Ora, foi precisamente para alargar aos referidos jovens o aludido sistema de proteção estatal de menores carecidos da devida prestação alimentar parental que a Lei n.º 24/2017, de 24.5, alterou a redação do n.º 2 do art.º 1.º da Lei n.º 75/98 (o n.º 2 fora introduzido pela Lei n.º 66-B/2012, de 31.12), que passou a ser a seguinte:
O pagamento das prestações a que o Estado se encontra obrigado, nos termos da presente lei, cessa no dia em que o menor atinja a idade de 18 anos, exceto nos casos e nas circunstâncias previstas no n.º 2 do artigo 1905.º do Código Civil.”
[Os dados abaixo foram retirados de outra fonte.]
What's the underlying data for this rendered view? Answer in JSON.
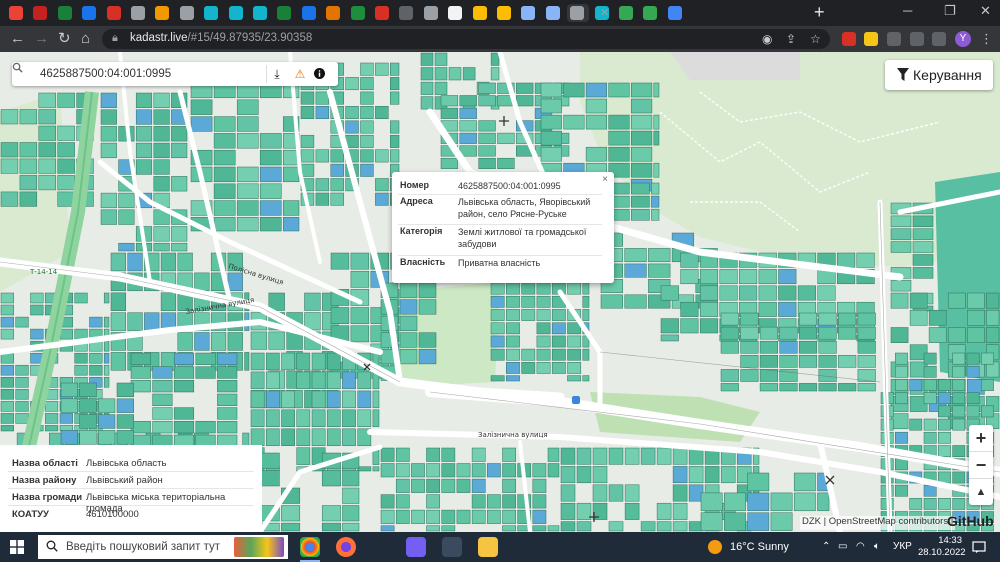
{
  "browser": {
    "url_host": "kadastr.live",
    "url_path": "/#15/49.87935/23.90358",
    "profile_initial": "Y",
    "tabs": [
      {
        "color": "#ea4335"
      },
      {
        "color": "#c5221f"
      },
      {
        "color": "#188038"
      },
      {
        "color": "#1a73e8"
      },
      {
        "color": "#d93025"
      },
      {
        "color": "#9aa0a6"
      },
      {
        "color": "#f29900"
      },
      {
        "color": "#9aa0a6"
      },
      {
        "color": "#12b5cb"
      },
      {
        "color": "#12b5cb"
      },
      {
        "color": "#12b5cb"
      },
      {
        "color": "#188038"
      },
      {
        "color": "#1a73e8"
      },
      {
        "color": "#e37400"
      },
      {
        "color": "#1e8e3e"
      },
      {
        "color": "#d93025"
      },
      {
        "color": "#5f6368"
      },
      {
        "color": "#9aa0a6"
      },
      {
        "color": "#f1f3f4"
      },
      {
        "color": "#fbbc04"
      },
      {
        "color": "#fbbc04"
      },
      {
        "color": "#8ab4f8"
      },
      {
        "color": "#8ab4f8"
      },
      {
        "color": "#9aa0a6"
      },
      {
        "color": "#12b5cb"
      },
      {
        "color": "#34a853"
      },
      {
        "color": "#34a853"
      },
      {
        "color": "#4285f4"
      }
    ]
  },
  "map": {
    "search": {
      "value": "4625887500:04:001:0995"
    },
    "control_label": "Керування",
    "popup": {
      "rows": [
        {
          "key": "Номер",
          "value": "4625887500:04:001:0995"
        },
        {
          "key": "Адреса",
          "value": "Львівська область, Яворівський район, село Рясне-Руське"
        },
        {
          "key": "Категорія",
          "value": "Землі житлової та громадської забудови"
        },
        {
          "key": "Власність",
          "value": "Приватна власність"
        }
      ]
    },
    "info": {
      "rows": [
        {
          "key": "Назва області",
          "value": "Львівська область"
        },
        {
          "key": "Назва району",
          "value": "Львівський район"
        },
        {
          "key": "Назва громади",
          "value": "Львівська міська територіальна громада"
        },
        {
          "key": "КОАТУУ",
          "value": "4610100000"
        }
      ]
    },
    "street_labels": [
      {
        "text": "Полісна вулиця"
      },
      {
        "text": "Залізнична вулиця"
      },
      {
        "text": "Залізнична вулиця"
      },
      {
        "text": "Т-14-14"
      }
    ],
    "attribution": "DZK | OpenStreetMap contributors |",
    "github": "GitHub"
  },
  "taskbar": {
    "search_placeholder": "Введіть пошуковий запит тут",
    "weather": "16°C  Sunny",
    "lang": "УКР",
    "time": "14:33",
    "date": "28.10.2022"
  }
}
Pretendeu-se, conforme decorre da exposição de motivos do Projeto de Lei n.º 327/XIII/2.ª, apresentado pelo grupo parlamentar do Bloco de Esquerda, que originou a dita alteração legal, “por razões de coerência legislativa, por um lado, e de elementar justiça social, por outro”, “a equiparação entre os dois regimes de forma a assegurar que o prosseguimento dos estudos e da formação profissional dos jovens cujos alimentos são assegurados pelo Estado, nos termos da Lei n.º 75/98, de 19 de novembro - regra geral, oriundos das classes sociais mais desfavorecidas -, não seja prejudicado por quaisquer constrangimentos financeiros.” E não se deixou de assinalar, na dita exposição de motivos, o impacto da medida, face à informação de que cerca de 20 mil crianças e jovens viam os seus alimentos assegurados pelo Fundo de Garantia de Alimentos Devido a Menores.
Nos termos do seu art.º 8.º, a Lei n.º 24/2017, de 24.5, entrou em vigor 30 dias após a sua publicação - isto é, entrou em vigor em 23 de junho de 2017.
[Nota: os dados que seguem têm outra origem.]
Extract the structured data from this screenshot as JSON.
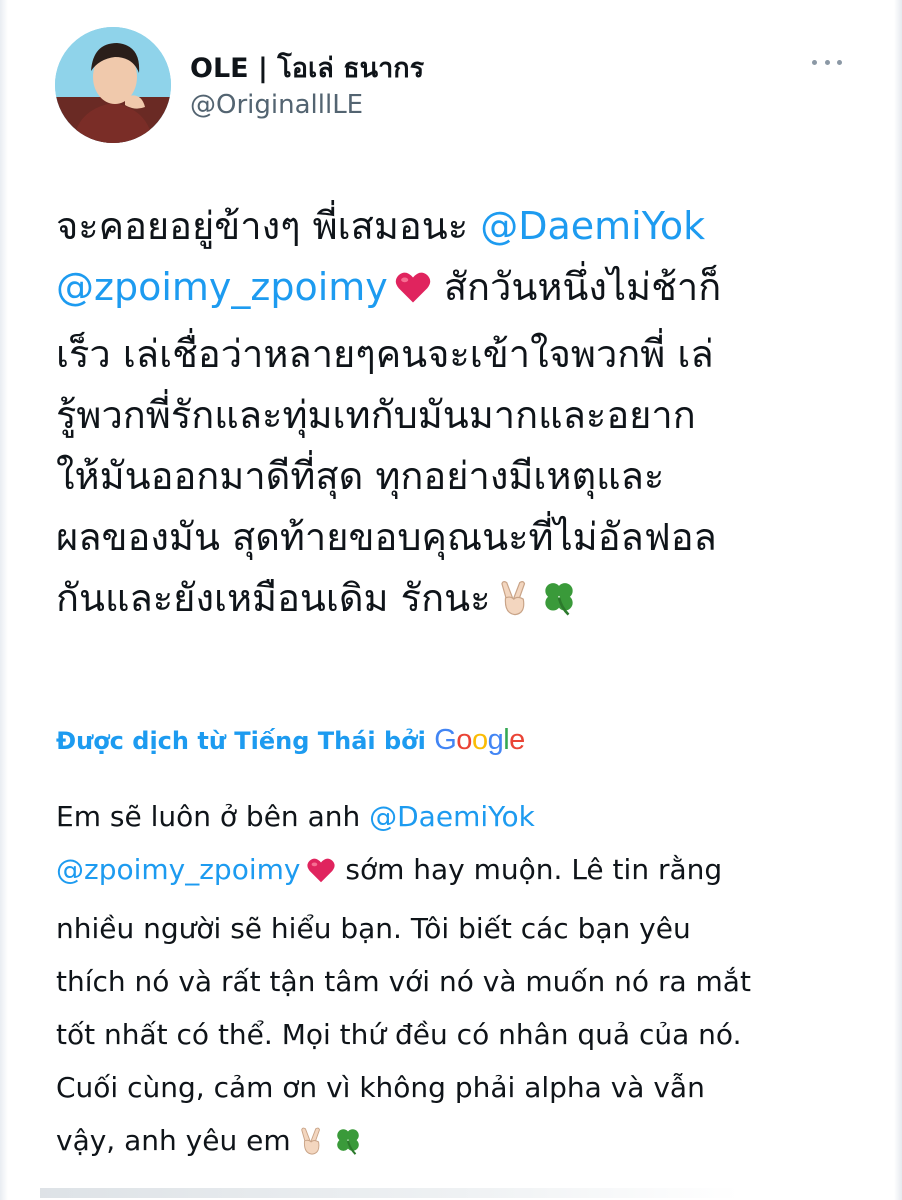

Ora, o apelante defende que, em virtude de a jovem Joana ter atingido a maioridade antes da entrada em vigor do novo n.º 2 do art.º 1.º da Lei n.º 75/98, não pode beneficiar do referido sistema de garantia de alimentos.
Diga-se, desde já, que o entendimento propugnado pelo IGFSS tem sido unanimemente arredado pela jurisprudência conhecida dos tribunais da Relação: vide os acórdãos da Relação de Coimbra, de 05.6.2018 (relator, Falcão de Magalhães); Évora, de 25.01.2018 (Elisabete Valente), de 08.3.2018 (Tomé Ramião) e de 26.4.2018 (Tomé de Carvalho); Guimarães, de 22.02.2018 (Maria dos Anjos Nogueira); Lisboa, de 07.6.2018 (Eduardo Petersen); Porto, de 23.4.2018 (Carlos Gil), 15.5.2018 (Rodrigues Pires) e de 30.5.2018 (Rui Moreira) – todos consultáveis em www.dgsi.pt).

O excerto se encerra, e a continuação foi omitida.